Yang bukan Eko adalah Mas Seno. Tampil mengabarkan perkembangan lingkar Maiyah di Bali yang diinisiasi oleh Umbu sendiri. Umbu menamainya MaSuISaNi atau Maiyah Sumur Ilmu Sawah Nilai. Sumur dan sawah, ilmu dan nilai, itu saja kita Iqro` sebenarnya tampak jelas perangkuman dari banyak hal.
Mbah Nun kemudian mengalirkan kisah-kisah pengalaman beliau bersama Umbu Landu Paranggi. Pengalaman bersama manusia yang otentik selalu adalah pengalaman yang penuh hikmah. Mbah Nun justru menanyakan kabar dan keterlibatan Weldo di Maiyah Bali. Mas Seno menjawab bahwa Weldo sangat suportif hanya tidak bergabung secara formal.
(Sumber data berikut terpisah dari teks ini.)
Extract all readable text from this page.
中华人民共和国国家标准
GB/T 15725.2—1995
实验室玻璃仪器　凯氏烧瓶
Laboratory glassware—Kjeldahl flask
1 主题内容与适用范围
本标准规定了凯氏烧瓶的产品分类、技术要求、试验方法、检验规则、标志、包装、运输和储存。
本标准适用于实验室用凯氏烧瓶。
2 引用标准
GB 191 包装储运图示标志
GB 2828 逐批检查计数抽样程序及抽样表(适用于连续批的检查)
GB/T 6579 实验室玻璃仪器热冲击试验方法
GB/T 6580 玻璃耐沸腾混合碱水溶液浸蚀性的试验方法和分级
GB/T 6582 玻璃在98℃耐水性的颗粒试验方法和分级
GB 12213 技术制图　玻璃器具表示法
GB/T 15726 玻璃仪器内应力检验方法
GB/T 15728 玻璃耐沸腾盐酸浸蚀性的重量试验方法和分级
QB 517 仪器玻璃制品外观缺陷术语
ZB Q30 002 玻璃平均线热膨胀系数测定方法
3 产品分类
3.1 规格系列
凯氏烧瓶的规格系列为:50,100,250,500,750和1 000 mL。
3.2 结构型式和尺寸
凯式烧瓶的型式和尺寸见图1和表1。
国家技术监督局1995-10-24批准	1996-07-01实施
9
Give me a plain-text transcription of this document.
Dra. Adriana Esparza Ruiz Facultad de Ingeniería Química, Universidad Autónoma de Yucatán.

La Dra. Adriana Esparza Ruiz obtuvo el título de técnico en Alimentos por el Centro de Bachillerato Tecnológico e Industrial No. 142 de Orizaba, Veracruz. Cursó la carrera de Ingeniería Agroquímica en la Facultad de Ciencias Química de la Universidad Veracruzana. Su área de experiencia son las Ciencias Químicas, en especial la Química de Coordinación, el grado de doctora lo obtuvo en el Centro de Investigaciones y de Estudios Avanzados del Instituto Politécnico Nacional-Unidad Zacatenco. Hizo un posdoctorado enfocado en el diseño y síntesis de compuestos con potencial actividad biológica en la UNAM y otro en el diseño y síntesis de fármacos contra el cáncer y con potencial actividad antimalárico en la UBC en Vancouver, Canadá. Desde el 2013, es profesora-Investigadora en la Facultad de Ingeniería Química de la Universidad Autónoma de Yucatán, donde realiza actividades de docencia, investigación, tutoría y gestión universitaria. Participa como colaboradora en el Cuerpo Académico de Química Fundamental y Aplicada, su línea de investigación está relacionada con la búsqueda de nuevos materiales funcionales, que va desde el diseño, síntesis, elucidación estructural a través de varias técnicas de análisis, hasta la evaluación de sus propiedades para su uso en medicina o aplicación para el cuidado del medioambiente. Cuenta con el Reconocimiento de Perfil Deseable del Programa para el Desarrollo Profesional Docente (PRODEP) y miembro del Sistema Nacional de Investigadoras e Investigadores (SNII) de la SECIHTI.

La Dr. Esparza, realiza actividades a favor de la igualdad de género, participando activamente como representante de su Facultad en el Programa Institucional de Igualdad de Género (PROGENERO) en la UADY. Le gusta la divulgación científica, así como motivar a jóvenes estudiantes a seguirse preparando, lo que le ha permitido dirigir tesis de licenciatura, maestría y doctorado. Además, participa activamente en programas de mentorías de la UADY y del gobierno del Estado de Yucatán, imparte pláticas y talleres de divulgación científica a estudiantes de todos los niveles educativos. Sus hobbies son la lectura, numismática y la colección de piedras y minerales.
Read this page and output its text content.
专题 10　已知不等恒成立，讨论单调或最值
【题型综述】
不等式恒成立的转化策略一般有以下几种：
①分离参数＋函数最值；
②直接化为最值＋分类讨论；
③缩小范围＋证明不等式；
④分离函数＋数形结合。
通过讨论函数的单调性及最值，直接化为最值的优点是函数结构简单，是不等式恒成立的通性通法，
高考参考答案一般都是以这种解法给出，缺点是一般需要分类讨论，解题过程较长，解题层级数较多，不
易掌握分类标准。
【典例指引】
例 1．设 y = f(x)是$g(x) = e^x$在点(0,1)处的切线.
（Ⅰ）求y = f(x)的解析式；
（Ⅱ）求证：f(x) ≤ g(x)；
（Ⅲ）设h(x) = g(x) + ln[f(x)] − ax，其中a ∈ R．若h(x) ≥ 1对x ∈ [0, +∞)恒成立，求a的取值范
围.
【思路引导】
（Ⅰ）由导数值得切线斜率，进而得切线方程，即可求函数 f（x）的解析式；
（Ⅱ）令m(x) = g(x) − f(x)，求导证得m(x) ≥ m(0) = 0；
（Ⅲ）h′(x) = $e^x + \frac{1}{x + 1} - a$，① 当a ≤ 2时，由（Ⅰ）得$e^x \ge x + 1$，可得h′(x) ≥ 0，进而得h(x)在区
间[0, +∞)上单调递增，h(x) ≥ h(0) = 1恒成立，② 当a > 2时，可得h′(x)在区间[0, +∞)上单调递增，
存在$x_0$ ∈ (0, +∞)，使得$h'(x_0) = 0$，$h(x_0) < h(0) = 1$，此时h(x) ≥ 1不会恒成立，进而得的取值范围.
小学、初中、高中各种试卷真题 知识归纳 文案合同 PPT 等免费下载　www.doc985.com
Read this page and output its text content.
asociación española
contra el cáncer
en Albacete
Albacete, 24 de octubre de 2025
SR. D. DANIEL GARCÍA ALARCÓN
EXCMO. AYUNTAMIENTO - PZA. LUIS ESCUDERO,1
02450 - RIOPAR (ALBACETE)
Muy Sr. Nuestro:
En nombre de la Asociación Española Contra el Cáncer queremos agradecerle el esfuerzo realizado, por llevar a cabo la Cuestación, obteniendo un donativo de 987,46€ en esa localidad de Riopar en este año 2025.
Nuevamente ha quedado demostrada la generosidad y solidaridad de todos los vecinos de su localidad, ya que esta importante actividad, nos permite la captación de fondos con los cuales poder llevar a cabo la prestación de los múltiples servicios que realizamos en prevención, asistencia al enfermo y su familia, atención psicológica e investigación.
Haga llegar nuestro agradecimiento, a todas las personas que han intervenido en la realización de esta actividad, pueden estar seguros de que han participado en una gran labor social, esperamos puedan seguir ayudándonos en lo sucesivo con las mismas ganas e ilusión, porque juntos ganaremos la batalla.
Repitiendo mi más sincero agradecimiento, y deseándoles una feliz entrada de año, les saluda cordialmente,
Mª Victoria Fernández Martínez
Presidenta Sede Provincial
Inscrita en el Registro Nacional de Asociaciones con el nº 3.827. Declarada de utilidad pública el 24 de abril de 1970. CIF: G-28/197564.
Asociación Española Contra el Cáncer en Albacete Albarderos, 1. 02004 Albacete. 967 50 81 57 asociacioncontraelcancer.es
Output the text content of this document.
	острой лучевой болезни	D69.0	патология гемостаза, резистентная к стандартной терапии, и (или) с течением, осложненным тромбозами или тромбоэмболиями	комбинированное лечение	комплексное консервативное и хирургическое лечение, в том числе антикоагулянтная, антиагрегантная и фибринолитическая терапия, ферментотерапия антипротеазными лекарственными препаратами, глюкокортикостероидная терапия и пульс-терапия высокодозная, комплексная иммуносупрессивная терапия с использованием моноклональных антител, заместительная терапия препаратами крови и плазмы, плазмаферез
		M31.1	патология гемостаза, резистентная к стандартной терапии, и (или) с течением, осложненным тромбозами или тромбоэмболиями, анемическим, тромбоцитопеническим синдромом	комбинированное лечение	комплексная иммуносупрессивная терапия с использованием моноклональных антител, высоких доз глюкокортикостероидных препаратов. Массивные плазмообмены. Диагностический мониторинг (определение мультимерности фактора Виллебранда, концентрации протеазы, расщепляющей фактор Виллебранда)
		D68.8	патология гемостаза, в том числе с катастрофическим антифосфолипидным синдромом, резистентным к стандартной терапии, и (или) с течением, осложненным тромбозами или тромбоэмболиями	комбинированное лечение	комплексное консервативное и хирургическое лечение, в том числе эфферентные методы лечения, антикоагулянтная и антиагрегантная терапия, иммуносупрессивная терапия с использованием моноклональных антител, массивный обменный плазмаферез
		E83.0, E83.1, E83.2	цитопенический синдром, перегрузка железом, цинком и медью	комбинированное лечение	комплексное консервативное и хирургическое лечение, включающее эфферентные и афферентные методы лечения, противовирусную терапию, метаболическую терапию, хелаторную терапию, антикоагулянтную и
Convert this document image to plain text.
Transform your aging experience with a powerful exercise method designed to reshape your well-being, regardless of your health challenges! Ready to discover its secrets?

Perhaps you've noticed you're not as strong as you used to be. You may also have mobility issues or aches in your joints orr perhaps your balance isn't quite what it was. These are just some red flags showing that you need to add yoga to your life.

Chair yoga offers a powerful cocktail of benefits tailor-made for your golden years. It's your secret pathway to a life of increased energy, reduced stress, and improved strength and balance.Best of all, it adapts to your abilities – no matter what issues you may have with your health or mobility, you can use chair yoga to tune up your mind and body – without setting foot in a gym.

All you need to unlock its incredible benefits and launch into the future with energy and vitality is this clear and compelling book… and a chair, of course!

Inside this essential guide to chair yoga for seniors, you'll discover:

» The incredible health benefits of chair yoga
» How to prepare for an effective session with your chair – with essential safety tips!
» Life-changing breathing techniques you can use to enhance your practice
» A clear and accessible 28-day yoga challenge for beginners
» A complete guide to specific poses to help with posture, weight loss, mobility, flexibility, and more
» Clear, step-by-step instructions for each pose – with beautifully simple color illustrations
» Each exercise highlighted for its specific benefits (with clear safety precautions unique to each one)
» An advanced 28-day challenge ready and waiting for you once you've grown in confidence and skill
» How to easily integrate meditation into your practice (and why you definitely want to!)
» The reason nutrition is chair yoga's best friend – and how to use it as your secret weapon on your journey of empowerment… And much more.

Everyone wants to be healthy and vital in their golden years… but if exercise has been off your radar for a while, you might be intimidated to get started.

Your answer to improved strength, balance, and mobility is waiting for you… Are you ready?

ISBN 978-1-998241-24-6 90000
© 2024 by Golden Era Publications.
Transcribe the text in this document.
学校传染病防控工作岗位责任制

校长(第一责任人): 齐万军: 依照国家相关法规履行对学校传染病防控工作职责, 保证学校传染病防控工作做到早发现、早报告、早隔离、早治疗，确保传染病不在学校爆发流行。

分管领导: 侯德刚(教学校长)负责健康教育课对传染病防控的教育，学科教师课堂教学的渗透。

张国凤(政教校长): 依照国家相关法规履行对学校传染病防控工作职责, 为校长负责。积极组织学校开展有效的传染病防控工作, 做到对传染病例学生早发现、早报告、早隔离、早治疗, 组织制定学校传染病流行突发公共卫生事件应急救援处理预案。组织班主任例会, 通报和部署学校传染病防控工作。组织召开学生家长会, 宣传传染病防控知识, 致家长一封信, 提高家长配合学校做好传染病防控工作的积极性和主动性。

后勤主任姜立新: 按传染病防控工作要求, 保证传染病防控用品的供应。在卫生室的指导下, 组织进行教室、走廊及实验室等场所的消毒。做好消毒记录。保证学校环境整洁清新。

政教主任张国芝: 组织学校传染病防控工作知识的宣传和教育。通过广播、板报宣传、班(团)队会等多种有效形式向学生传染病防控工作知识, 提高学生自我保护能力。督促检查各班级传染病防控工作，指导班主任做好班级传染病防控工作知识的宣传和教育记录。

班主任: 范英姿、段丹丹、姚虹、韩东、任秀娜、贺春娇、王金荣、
Saya menggaris bawahi perhatian Mbah Nun pada Weldo. Weldo orang biasa saja, hanya seluruh tubuhnya penuh tato dan tindikan. Busananya khas dan agak sukar dijelaskan. Foto yang dipampang di Instagramnya kadang saat berpose kainnya menyibak sehingga dalamannya ke mana-mana. Pemikiran Weldo setahu saya tidak jauh dari wacana pluralisme dan spiritual new age pada umumnya dan dengan latar belakang Bali, itu sangat wajar. Apa yang istimewa dari Weldo? Saya perhatikan, baik Umbu maupun Mbah Nun punya kesamaan soal cara melihat manusia.
Beliau berdua tidak menilai orang dari yang tampak saja atau bagaimana pemikirannya, atau se-gimana tingkat kecerdasan intelektualnya. Beliau berdua bisa langsung klik dengan orang-orang yang otentik, yang murni. Kalau Weldo memang otentiknya seperti itu. Perihal pemikirannya ya kan Gusti Allah yang menjodohkan manusia dengan ide dan pemikiran yang dia temui.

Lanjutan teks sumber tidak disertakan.